State Opportunity Costs:  Given the State’s finite resources and its balanced budget requirement, the decision to award film production and digital media content production tax credits under the bill; will invariably divert resources from policy alternatives to which they would have been applied absent the inducements.  These policy alternatives also produce direct State costs and indirect State revenue collections.  The concept of opportunity costs captures the value of these fiscal benefits the State forgoes as it redirects cash flows.  Once opportunity costs are factored into the analysis, it is therefore possible for a bill to produce a net fiscal loss to the State even if its direct fiscal benefits exceed its direct cost.

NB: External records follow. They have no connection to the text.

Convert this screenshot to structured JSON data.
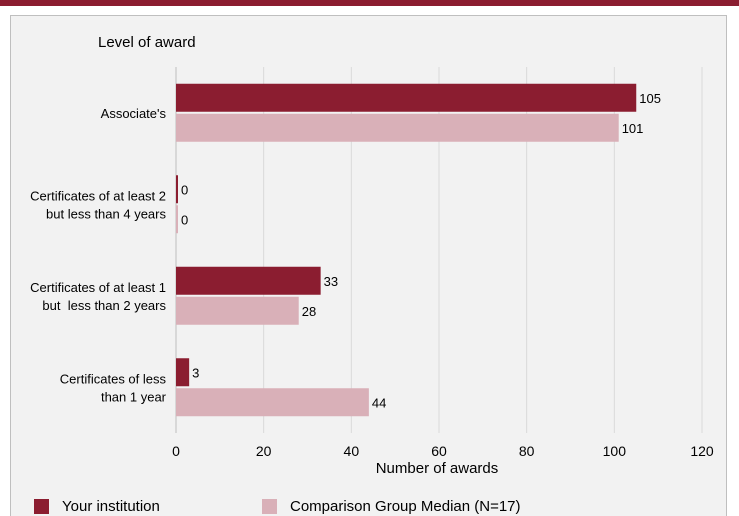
{
  "colors": {
    "top_rule": "#8b1d30",
    "panel_background": "#f2f2f2",
    "gridline": "#d9d9d9",
    "your_institution": "#8b1d30",
    "comparison_group": "#d9b0b8"
  },
  "chart_data": {
    "type": "bar",
    "orientation": "horizontal",
    "title": "",
    "category_axis_label": "Level of award",
    "value_axis_label": "Number of awards",
    "categories": [
      "Associate's",
      "Certificates of at least 2 but less than 4 years",
      "Certificates of at least 1 but  less than 2 years",
      "Certificates of less than 1 year"
    ],
    "category_label_lines": [
      [
        "Associate's"
      ],
      [
        "Certificates of at least 2",
        "but less than 4 years"
      ],
      [
        "Certificates of at least 1",
        "but  less than 2 years"
      ],
      [
        "Certificates of less",
        "than 1 year"
      ]
    ],
    "series": [
      {
        "name": "Your institution",
        "color": "#8b1d30",
        "values": [
          105,
          0,
          33,
          3
        ]
      },
      {
        "name": "Comparison Group Median (N=17)",
        "color": "#d9b0b8",
        "values": [
          101,
          0,
          28,
          44
        ]
      }
    ],
    "xlim": [
      0,
      120
    ],
    "ticks": [
      0,
      20,
      40,
      60,
      80,
      100,
      120
    ],
    "grid": true,
    "data_labels": true,
    "legend_position": "bottom"
  },
  "legend": {
    "items": [
      {
        "label": "Your institution",
        "color": "#8b1d30"
      },
      {
        "label": "Comparison Group Median (N=17)",
        "color": "#d9b0b8"
      }
    ]
  }
}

      For example, if, instead of this bill, the State invested in road construction, the bill would produce a net fiscal effect equal to the difference between the total fiscal impact of the tax credit awards—or the State cost of awarding film production and digital media content production tax credits, minus the incentives’ indirect State fiscal effects—and that of the forgone road construction investment.

Section:

Revenue, Finance, and Appropriations

Analyst:

Scott A. Brodsky

Lead Fiscal Analyst

Approved:

Frank W. Haines III

Legislative Budget and Finance Officer

 

 

This fiscal estimate has been prepared pursuant to P.L.1980, c.67 (C.52:13B-6 et seq.).